The current leading Republican candidate is preparing his defense at his golf club in Bedminster (New Jersey), and it is expected that in the next few hours, perhaps days, he will be on his way to his residence in Mar-a-Lago, located about 70 miles from the courthouse. There, as usual, a few of his staunchest supporters will be waiting for him.

On Friday, the cascade of reactions also continued. Some of his most conspicuous party colleagues, as well as rivals in the crowded Republican race to win the nomination for the 2024 elections — a race that Trump dominates comfortably so far — came out to defend or attack him.

Among the first to react, Kevin McCarthy, Speaker of the House of Representatives and the country’s third-highest authority, stood out, tweeting: “Today is indeed a dark day for the United States of America. It is unconscionable for a President to indict the leading candidate opposing him. Joe Biden kept classified documents for decades. I, and every American who believes in the rule of law, stand with President Trump against this grave injustice.

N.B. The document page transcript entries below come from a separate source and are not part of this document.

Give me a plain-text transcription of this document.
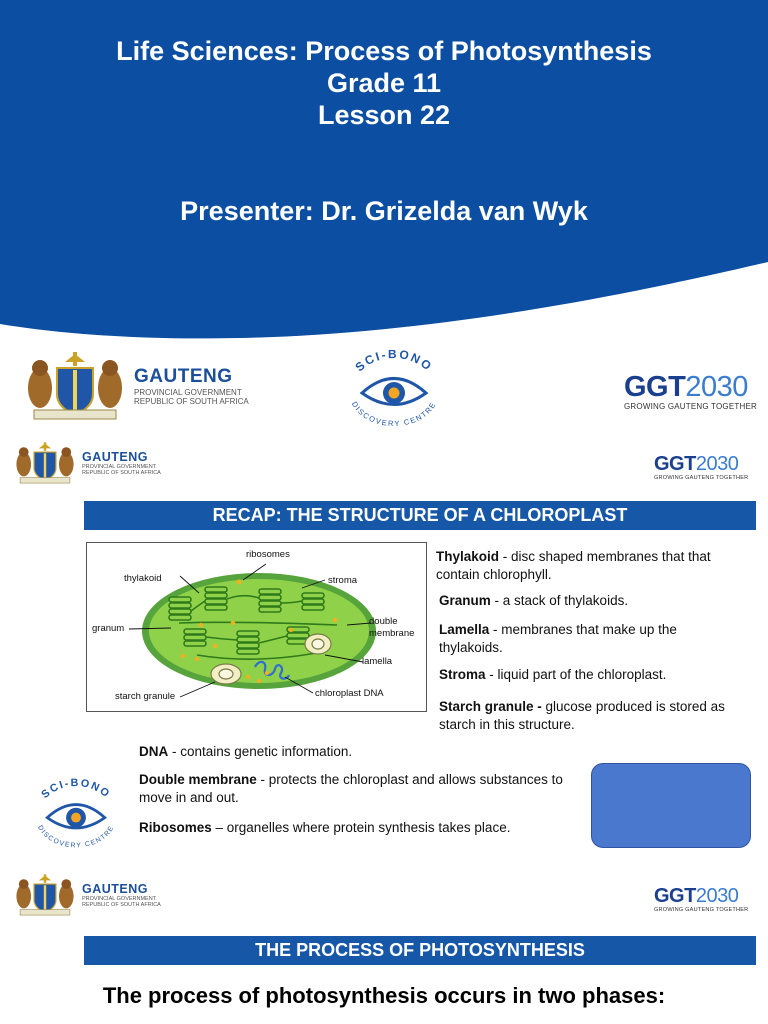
Life Sciences: Process of Photosynthesis
Grade 11
Lesson 22
Presenter: Dr. Grizelda van Wyk
GAUTENG
PROVINCIAL GOVERNMENT
REPUBLIC OF SOUTH AFRICA
SCI-BONO
DISCOVERY CENTRE
GGT2030
GROWING GAUTENG TOGETHER
GAUTENG
PROVINCIAL GOVERNMENT
REPUBLIC OF SOUTH AFRICA	GGT2030
GROWING GAUTENG TOGETHER
RECAP: THE STRUCTURE OF A CHLOROPLAST
ribosomes
thylakoid	stroma
granum
double
membrane
lamella
starch granule	chloroplast DNA
Thylakoid - disc shaped membranes that that contain chlorophyll.
Granum - a stack of thylakoids.
Lamella - membranes that make up the thylakoids.
Stroma - liquid part of the chloroplast.
Starch granule - glucose produced is stored as starch in this structure.
DNA - contains genetic information.
Double membrane - protects the chloroplast and allows substances to move in and out.
Ribosomes – organelles where protein synthesis takes place.
SCI-BONO
DISCOVERY CENTRE
GAUTENG
PROVINCIAL GOVERNMENT
REPUBLIC OF SOUTH AFRICA	GGT2030
GROWING GAUTENG TOGETHER
THE PROCESS OF PHOTOSYNTHESIS
The process of photosynthesis occurs in two phases:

House Republicans will hold this brazen weaponization of power accountable.”

And among his rivals, Asa Hutchinson, former Republican governor of Arkansas and one of the former president’s opponents in the race for the White House, argued in a statement: “While Donald Trump is entitled to the presumption of innocence, the ongoing criminal proceedings will be a major distraction. This reaffirms the need for Donald Trump to respect the office and end his campaign.”

There is nothing to indicate that he will do so, though. The law does not prohibit him from doing so, even if he ends up behind bars. In addition, after learning of the indictment, he launched another of his successful fundraising campaigns. The last time he went through a process like the one that awaits him next Tuesday in Miami, he stood out in the polls among Republican voters as the favorite candidate for his party’s nomination, with a double-digit percentage difference over his most direct competitor, Ron DeSantis, governor of Florida.

That was last April in New York. He was then charged with 34 counts of falsehood stemming from three payments to conceal separate scandals (most notably an extramarital affair with porn actress Stormy Daniels) in the 2016 campaign. A New York judge has set March 25, 2024, for the start of that trial. It is expected that this time something similar will happen, and that the process will be delayed for months, perhaps more than a year.